The myth of strong AI
In the 1770s, renowned watchmaker Pierre Jaquet-Droz created The Writer, an automaton that can write a text on a piece of paper. The mechanical boy uses a goose feather, which he inks from time to time while his head turns towards the ink pot, then shakes his wrist to prevent the ink from spilling, and continues the phrase, with his eyes following the text. It’s a 6,000-part engineering masterpiece, but that’s not all: a set of replaceable cams define each letter, making the machine programmable and allowing for any text to be written. The Writer is considered an ancestor of the modern-day computer.
Automata such as The Writer still enchant us today, and they must have seemed truly astonishing 240 years ago. Some people were frightened, thinking it the work of witchcraft. But what makes these devices so fascinating? After all, they are just clockwork. There are, I think, three ingredients that trigger this reaction: (1) natural appearance (a boy), (2) human-like behavior (writing), and (3) lack of understanding of how it works.
These days, programs using artificial intelligence are getting better at performing human activities, such as driving cars, answering questions in natural language, or playing games like Go. We are impressed but also puzzled by some of these developments, and sometimes we wonder if machines will overcome us and take control one day—the so-called “singularity” event.
AI is an exciting research field where scientists develop algorithms that can solve complex problems. But it is also a field prone to sensationalism and misinterpretation, starting with its name. We consider ourselves intelligent beings. Since we don’t always understand how these algorithms work, and they seem capable of performing human tasks, two out of three ingredients are covered. If AI is used by a humanoid robot, than the recipe is complete: just like centuries ago, the result is somewhat disturbing and can lead us to think that AI is on a course to surpass us.
A type of AI that can perform any human intellectual task is called strong AI or artificial general intelligence (AGI). It is a hypothetical concept that is important to distinguish from applied (or weak) AI, which studies algorithms for solving specific problems. It is tempting to see the advancements in the applied AI field as steps towards strong AI, but there is no indication that is the case.
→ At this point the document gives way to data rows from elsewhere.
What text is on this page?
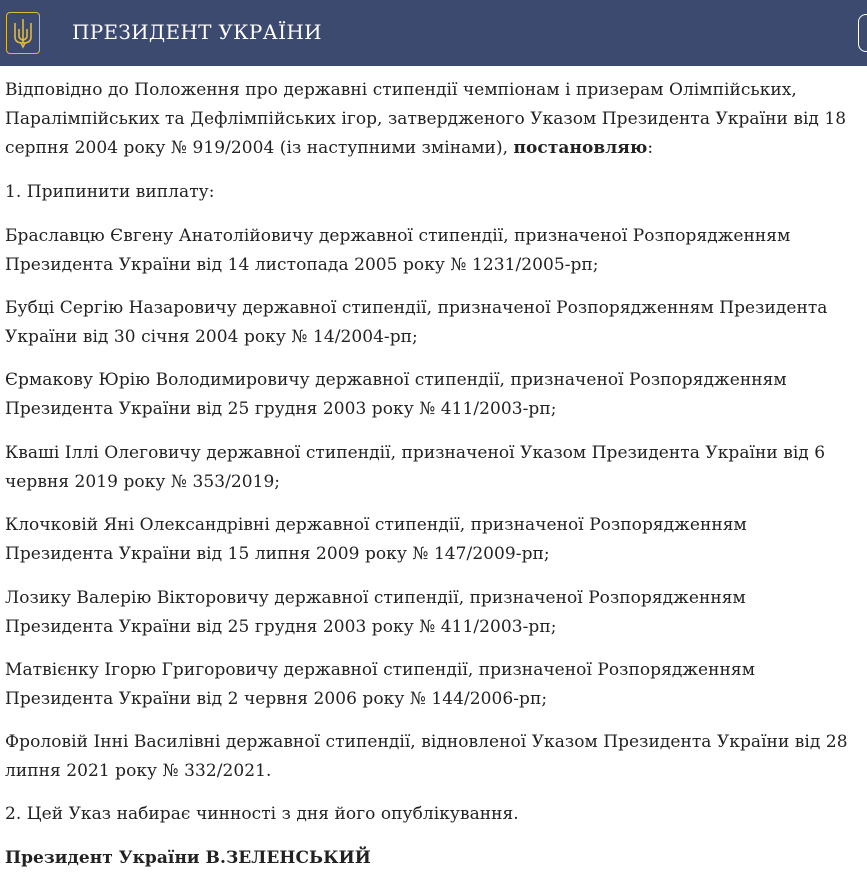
ПРЕЗИДЕНТ УКРАЇНИ

Відповідно до Положення про державні стипендії чемпіонам і призерам Олімпійських, Паралімпійських та Дефлімпійських ігор, затвердженого Указом Президента України від 18 серпня 2004 року № 919/2004 (із наступними змінами), постановляю:

1. Припинити виплату:

Браславцю Євгену Анатолійовичу державної стипендії, призначеної Розпорядженням Президента України від 14 листопада 2005 року № 1231/2005-рп;

Бубці Сергію Назаровичу державної стипендії, призначеної Розпорядженням Президента України від 30 січня 2004 року № 14/2004-рп;

Єрмакову Юрію Володимировичу державної стипендії, призначеної Розпорядженням Президента України від 25 грудня 2003 року № 411/2003-рп;

Кваші Іллі Олеговичу державної стипендії, призначеної Указом Президента України від 6 червня 2019 року № 353/2019;

Клочковій Яні Олександрівні державної стипендії, призначеної Розпорядженням Президента України від 15 липня 2009 року № 147/2009-рп;

Лозику Валерію Вікторовичу державної стипендії, призначеної Розпорядженням Президента України від 25 грудня 2003 року № 411/2003-рп;

Матвієнку Ігорю Григоровичу державної стипендії, призначеної Розпорядженням Президента України від 2 червня 2006 року № 144/2006-рп;

Фроловій Інні Василівні державної стипендії, відновленої Указом Президента України від 28 липня 2021 року № 332/2021.

2. Цей Указ набирає чинності з дня його опублікування.

Президент України В.ЗЕЛЕНСЬКИЙ
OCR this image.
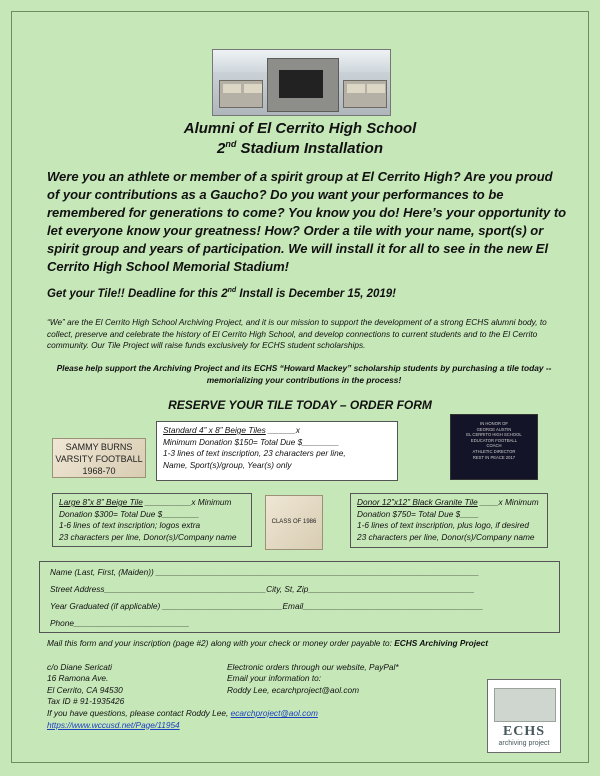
Alumni of El Cerrito High School
2nd Stadium Installation
Were you an athlete or member of a spirit group at El Cerrito High? Are you proud of your contributions as a Gaucho? Do you want your performances to be remembered for generations to come? You know you do! Here’s your opportunity to let everyone know your greatness! How? Order a tile with your name, sport(s) or spirit group and years of participation. We will install it for all to see in the new El Cerrito High School Memorial Stadium!
Get your Tile!! Deadline for this 2nd Install is December 15, 2019!
“We” are the El Cerrito High School Archiving Project, and it is our mission to support the development of a strong ECHS alumni body, to collect, preserve and celebrate the history of El Cerrito High School, and develop connections to current students and to the El Cerrito community. Our Tile Project will raise funds exclusively for ECHS student scholarships.
Please help support the Archiving Project and its ECHS “Howard Mackey” scholarship students by purchasing a tile today -- memorializing your contributions in the process!
RESERVE YOUR TILE TODAY – ORDER FORM
SAMMY BURNS
VARSITY FOOTBALL
1968-70
Standard 4” x 8” Beige Tiles ______x
Minimum Donation $150= Total Due $________
1-3 lines of text inscription, 23 characters per line,
Name, Sport(s)/group, Year(s) only
IN HONOR OF
GEORGE AUSTIN
EL CERRITO HIGH SCHOOL
EDUCATOR FOOTBALL
COACH
ATHLETIC DIRECTOR
REST IN PEACE 2017
Large 8”x 8” Beige Tile __________x Minimum
Donation $300= Total Due $________
1-6 lines of text inscription; logos extra
23 characters per line, Donor(s)/Company name
CLASS OF 1986
Donor 12”x12” Black Granite Tile ____x Minimum
Donation $750= Total Due $____
1-6 lines of text inscription, plus logo, if desired
23 characters per line, Donor(s)/Company name
Name (Last, First, (Maiden)) ______________________________________________________________________
Street Address___________________________________City, St, Zip____________________________________
Year Graduated (if applicable) __________________________Email_______________________________________
Phone_________________________
Mail this form and your inscription (page #2) along with your check or money order payable to: ECHS Archiving Project
c/o Diane Sericati
16 Ramona Ave.
El Cerrito, CA 94530
Tax ID # 91-1935426
Electronic orders through our website, PayPal*
Email your information to:
Roddy Lee, ecarchproject@aol.com
If you have questions, please contact Roddy Lee, ecarchproject@aol.com
https://www.wccusd.net/Page/11954	ECHS
archiving project
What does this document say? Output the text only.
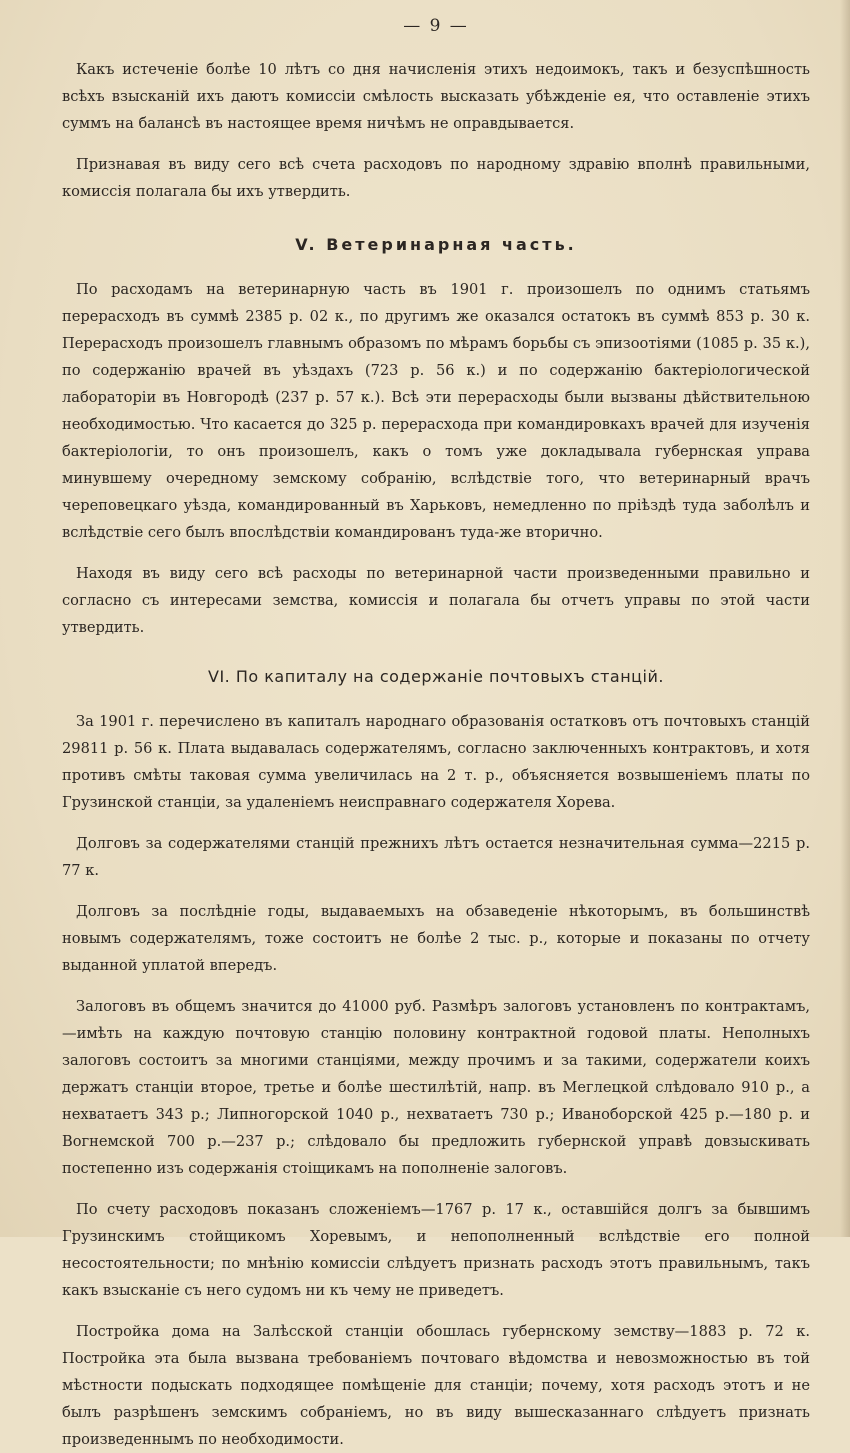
— 9 —

Какъ истеченіе болѣе 10 лѣтъ со дня начисленія этихъ недоимокъ, такъ и безуспѣшность всѣхъ взысканій ихъ даютъ комиссіи смѣлость высказать убѣжденіе ея, что оставленіе этихъ суммъ на балансѣ въ настоящее время ничѣмъ не оправдывается.

Признавая въ виду сего всѣ счета расходовъ по народному здравію вполнѣ правильными, комиссія полагала бы ихъ утвердить.

V. Ветеринарная часть.

По расходамъ на ветеринарную часть въ 1901 г. произошелъ по однимъ статьямъ перерасходъ въ суммѣ 2385 р. 02 к., по другимъ же оказался остатокъ въ суммѣ 853 р. 30 к. Перерасходъ произошелъ главнымъ образомъ по мѣрамъ борьбы съ эпизоотіями (1085 р. 35 к.), по содержанію врачей въ уѣздахъ (723 р. 56 к.) и по содержанію бактеріологической лабораторіи въ Новгородѣ (237 р. 57 к.). Всѣ эти перерасходы были вызваны дѣйствительною необходимостью. Что касается до 325 р. перерасхода при командировкахъ врачей для изученія бактеріологіи, то онъ произошелъ, какъ о томъ уже докладывала губернская управа минувшему очередному земскому собранію, вслѣдствіе того, что ветеринарный врачъ череповецкаго уѣзда, командированный въ Харьковъ, немедленно по пріѣздѣ туда заболѣлъ и вслѣдствіе сего былъ впослѣдствіи командированъ туда-же вторично.

Находя въ виду сего всѣ расходы по ветеринарной части произведенными правильно и согласно съ интересами земства, комиссія и полагала бы отчетъ управы по этой части утвердить.

VI. По капиталу на содержаніе почтовыхъ станцій.

За 1901 г. перечислено въ капиталъ народнаго образованія остатковъ отъ почтовыхъ станцій 29811 р. 56 к. Плата выдавалась содержателямъ, согласно заключенныхъ контрактовъ, и хотя противъ смѣты таковая сумма увеличилась на 2 т. р., объясняется возвышеніемъ платы по Грузинской станціи, за удаленіемъ неисправнаго содержателя Хорева.

Долговъ за содержателями станцій прежнихъ лѣтъ остается незначительная сумма—2215 р. 77 к.

Долговъ за послѣдніе годы, выдаваемыхъ на обзаведеніе нѣкоторымъ, въ большинствѣ новымъ содержателямъ, тоже состоитъ не болѣе 2 тыс. р., которые и показаны по отчету выданной уплатой впередъ.

Залоговъ въ общемъ значится до 41000 руб. Размѣръ залоговъ установленъ по контрактамъ,—имѣть на каждую почтовую станцію половину контрактной годовой платы. Неполныхъ залоговъ состоитъ за многими станціями, между прочимъ и за такими, содержатели коихъ держатъ станціи второе, третье и болѣе шестилѣтій, напр. въ Меглецкой слѣдовало 910 р., а нехватаетъ 343 р.; Липногорской 1040 р., нехватаетъ 730 р.; Иваноборской 425 р.—180 р. и Вогнемской 700 р.—237 р.; слѣдовало бы предложить губернской управѣ довзыскивать постепенно изъ содержанія стоіщикамъ на пополненіе залоговъ.

По счету расходовъ показанъ сложеніемъ—1767 р. 17 к., оставшійся долгъ за бывшимъ Грузинскимъ стойщикомъ Хоревымъ, и непополненный вслѣдствіе его полной несостоятельности; по мнѣнію комиссіи слѣдуетъ признать расходъ этотъ правильнымъ, такъ какъ взысканіе съ него судомъ ни къ чему не приведетъ.

Постройка дома на Залѣсской станціи обошлась губернскому земству—1883 р. 72 к. Постройка эта была вызвана требованіемъ почтоваго вѣдомства и невозможностью въ той мѣстности подыскать подходящее помѣщеніе для станціи; почему, хотя расходъ этотъ и не былъ разрѣшенъ земскимъ собраніемъ, но въ виду вышесказаннаго слѣдуетъ признать произведеннымъ по необходимости.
Automated systems have been around for decades, but no one worries that the robots from a car production line will revolt and take over the world, even if they are better than us at assembling cars. It is software exhibiting what we consider to be markers of intelligence that makes us wonder, like answering questions, playing chess, or driving a car and generally adapting and improving their ability to solve a specific problem. But in all these cases, the underlying learning mechanism and the goals are programmed by humans.
AI is just a tool. It helps us achieve goals that we define, and it can make life easier. Like many tools that we’ve built over time, it can be much better than we are at executing specific tasks. It is a powerful tool that can learn and adapt its behavior: machine learning, natural language processing, and computer vision can work together to do things that we believed only humans can. AI advances, but that doesn’t allow it to overcome its condition of being a tool. It doesn’t have conscience or imagination, it’s not self-aware, it has no will to invent its own goals, and there’s no progress in those areas either.
The tasks AI systems can execute are still very narrow, and we humans are more than the sum of a few tasks that we can perform. I had a computer vision course once where we implemented an algorithm for tracking the players during a football game. The program was capable of this tracking activity, but it had no understanding of what it was tracking; it didn’t worry if a player got injured, and it didn’t get excited when “seeing” a beautiful goal. We can program AI to mimic emotions on certain triggers, but it will never take initiative to do the things that seem natural and intuitive to us, because our behavior is the result of complex biological and cultural traits built up over millennia.
AI can be dangerous, just like other tools that we’ve built, such as weapons. AI can be made to be unpredictable and potentially deadly if put in control of certain systems. But the same can be said of a random number generator controlling a nuclear weapon: if it triggers a missile, we wouldn’t consider that it outsmarted us in some way. Worrying about AI taking over the world is a bit like worrying that if you make a very realistic painting of a lion, it might step out of the frame and eat you. No matter how sophisticated, AI will always execute commands programmed by humans, just like The Writer.
I worry about humans, not AI. And if we’re looking for a field to be concerned about, I would choose genetics. Editing the human genome is tempting for therapeutic uses, but it can have unpredictable effects on future generations.